Ты во сне иль наяву?
Исполин безмерной нивы,
Отчего надменный ты?
— Не надменный, не спесивый,
Только любящий цветы.
Исполин безмерной риги,
Цвет и колос люб и мне.
— Полно, тень прочтённой книги,
Отойди-ка к стороне.
Бальмонт К. Жар-птица: Свирель славянина. М., 1907, с. 118.
Именно Бальмонт станет вскоре для Клюева символом «обессилевшей волны» русской культуры, и молодой поэт действительно вступит с ним в открытый диалог… [4].
Итак, «явление» Клюева как будто предсказано, и к встрече с ним по-своему готовятся. Всё это впоследствии так или иначе повлияет и на создание образа поэта в представлениях современников, и на характер поведения самого Клюева.
Но что должен был почувствовать тот «вытегорский мужик», которого поэты Серебряного века словно заранее мифологизировали, когда он наконец появился в их среде? Искушение легкой победы ценою притворства или потребность оставаться самим собой? Неприятие навязываемой роли или стремление сыграть ее с наибольшей для себя выгодой? Самодовольство или страх? Нет, с самого начала обнаружилось другое: потребность в понимании и желание быть услышанным; непритворное достоинство человека, которому есть что сказать.
«Простите мою дерзость, — писал Клюев А. Блоку в 1907 году, — но мне кажется, что если бы у нашего брата было время для рождения образов, то они не уступали бы Вашим. (…)
Вы — господа, чуждаетесь нас, но знайте, что много нас, неутолённых сердцем, и что темны мы только, если на нас смотреть с высоты, когда всё, что внизу, кажется однородной массой…».
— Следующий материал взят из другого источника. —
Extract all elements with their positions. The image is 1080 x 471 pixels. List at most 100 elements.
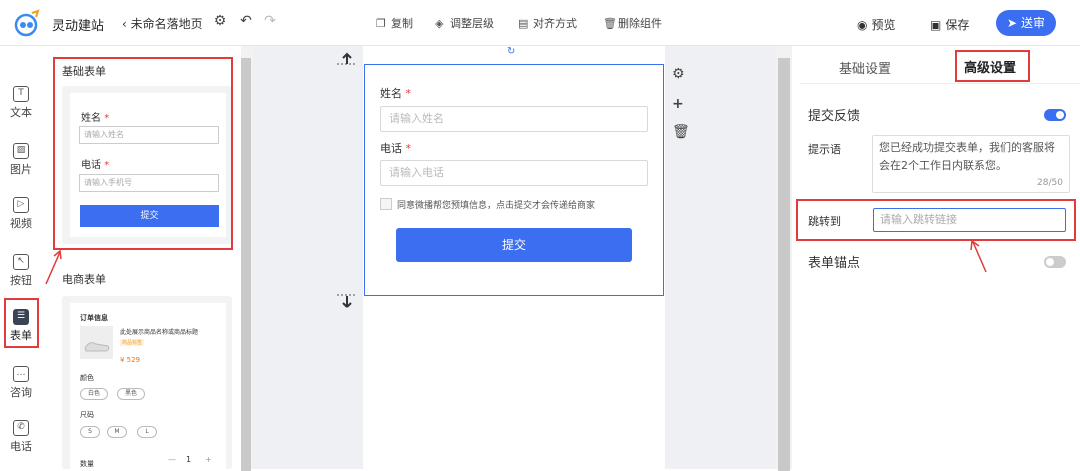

Это письмо Блок процитирует в статье «Литературные итоги 1907 года», и «олонецкий крестьянин» прочно войдет в его жизнь, станет в ней «большим событием»… «То, что сближает обоих, — пишет К. М. Азадовский, — гораздо сильнее, чем изначальное взаимоотчуждение. „Два берега“ русской жизни, которые в начале XX века воспринимались как непреложная реальность, оказываются в данном случае весьма размытыми» (в кн.: Клюев Н. Письма к Александру Блоку: 1907–1915. М.: Прогресс-Плеяда, 2003. С. 44).
* * *
Казалось бы, эти «берега» стали еще более «размытыми» после выхода в свет первых клюевских книг. Не просто «безукоризненные стихи», но и обещание «поистине большого эпоса» увидел в них Н. Гумилёв. Редким образцом подлинно религиозной поэзии назвал стихотворения Клюева В. Брюсов, написавший предисловие к сборнику «Сосен перезвон». Литературный дебют Клюева можно было назвать триумфальным…
Но вот что напишет Клюев Есенину несколько лет спустя, в 1915 году: «У меня накопилось около двухсот газетных и журнальных вырезок о моём творчестве, которые в свое время послужат документами — вещественным доказательством того барско-интеллигентского, напыщенного и презрительного взгляда на чистое слово и еще того, что Салтычихин и аракчеевский дух до сих пор не вывелся даже среди лучших из так называемого русского общества. Я помню, как жена Городецкого в одном собрании, где на все лады хвалили меня, выждав затишье в разговоре, вздохнула, закатила глаза и потом изрекла: „Да, хорошо быть крестьянином“. Подумай, товарищ, не заключается ли в этой фразе всё, что мы с тобой должны возненавидеть и чем обижаться кровно! Видите ли — не важен дух твой, бессмертное в тебе, а интересно лишь то, что ты, холуй и хам-смердяков, заговорил членораздельно».